June 2, 2020. 8:47 am
I live in downtown Cleveland. As I write this, I'm currently under "curfew." for the rest of the day– until 8pm. This will be my third day of listening to armored National Guard vehicles drive past my home and helicopters patrolling overhead. I am in this situation as a result of Cleveland riots on the night of May 30th, following a peaceful protest against police brutality and systemic racism.
Already I have been receiving messages asking if I will be turning the Cleveland storefront debris into art. It was heart-wrenching and scary watching my neighborhood get destroyed, live on Facebook, blocks away. I have friends who own businesses downtown that got hit. But this is so much more than personal property damage. I can't ignore the weight of the greater story, and it's not a weight I can take on. I will not be making art from riot debris.
If you have been following this project for some time, you may have noticed I've been quiet for about a year. I really struggle with the difficulty of running a creative business in a tenuous economy. And art is very personal. Cleveland Street Glass was truly how I adjusted to my "new normal" of living in an urban environment where my car got broken into often. Now there are new "new normals." And I need the space and time to process how I fit into this new life, and what this new life is.

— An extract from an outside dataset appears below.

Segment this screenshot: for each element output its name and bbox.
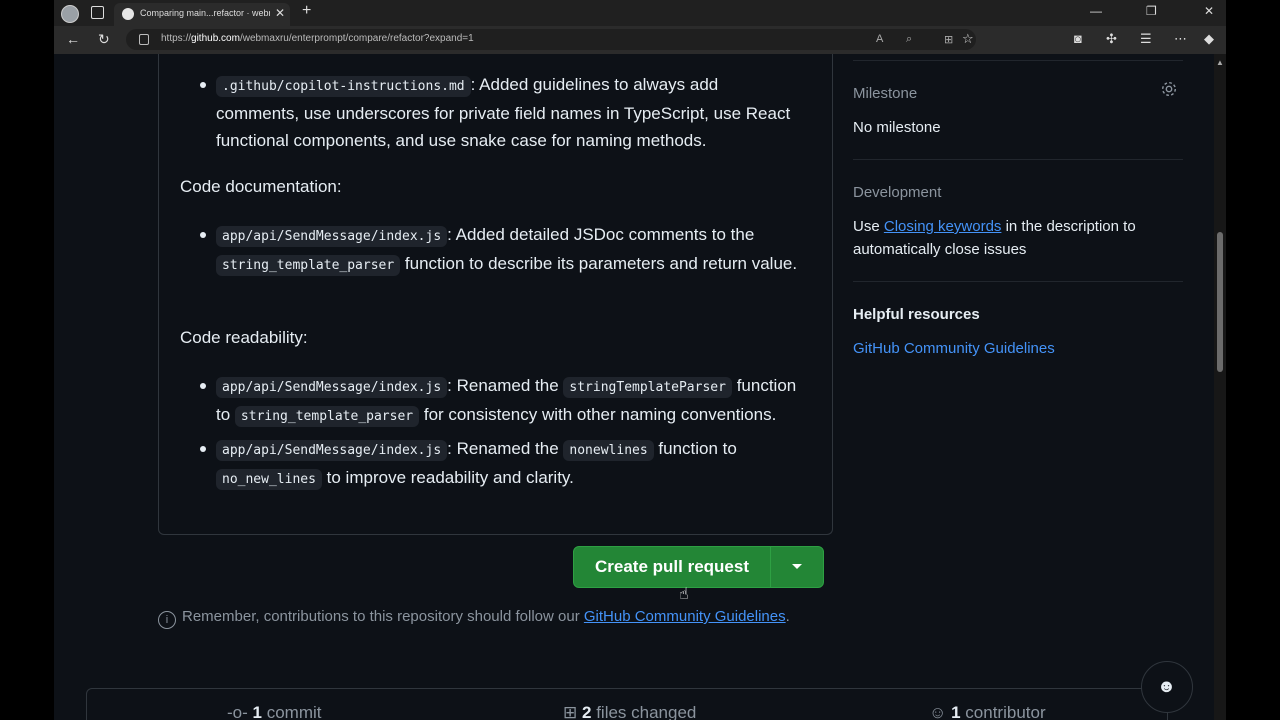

With that being said, Cleveland Street Glass is being discontinued. While there is some sadness associated with this, it is ultimately a decision that frees me to process my feelings through my art again.
Jewelry with a Story
Layered with metaphors, the jewelry speaks to finding positives within the negative, displaying resilience, and how beauty exists in the broken.
At times we may feel unrepairable,
but the ability to embrace our scars and flaws is a powerful accomplishment. This jewelry serves as a reminder of self-acceptance.
A talisman of fortitude.
Strength can always be found in our actions, no matter how we may have been violated.
When Deanna moved to Cleveland from Michigan in late 2014, her car was broken into within a week. After noticing car break-ins were so common, she started collecting the glass and experimenting with creating jewelry and sculpture. Cleveland Street Glass launched in Spring 2016.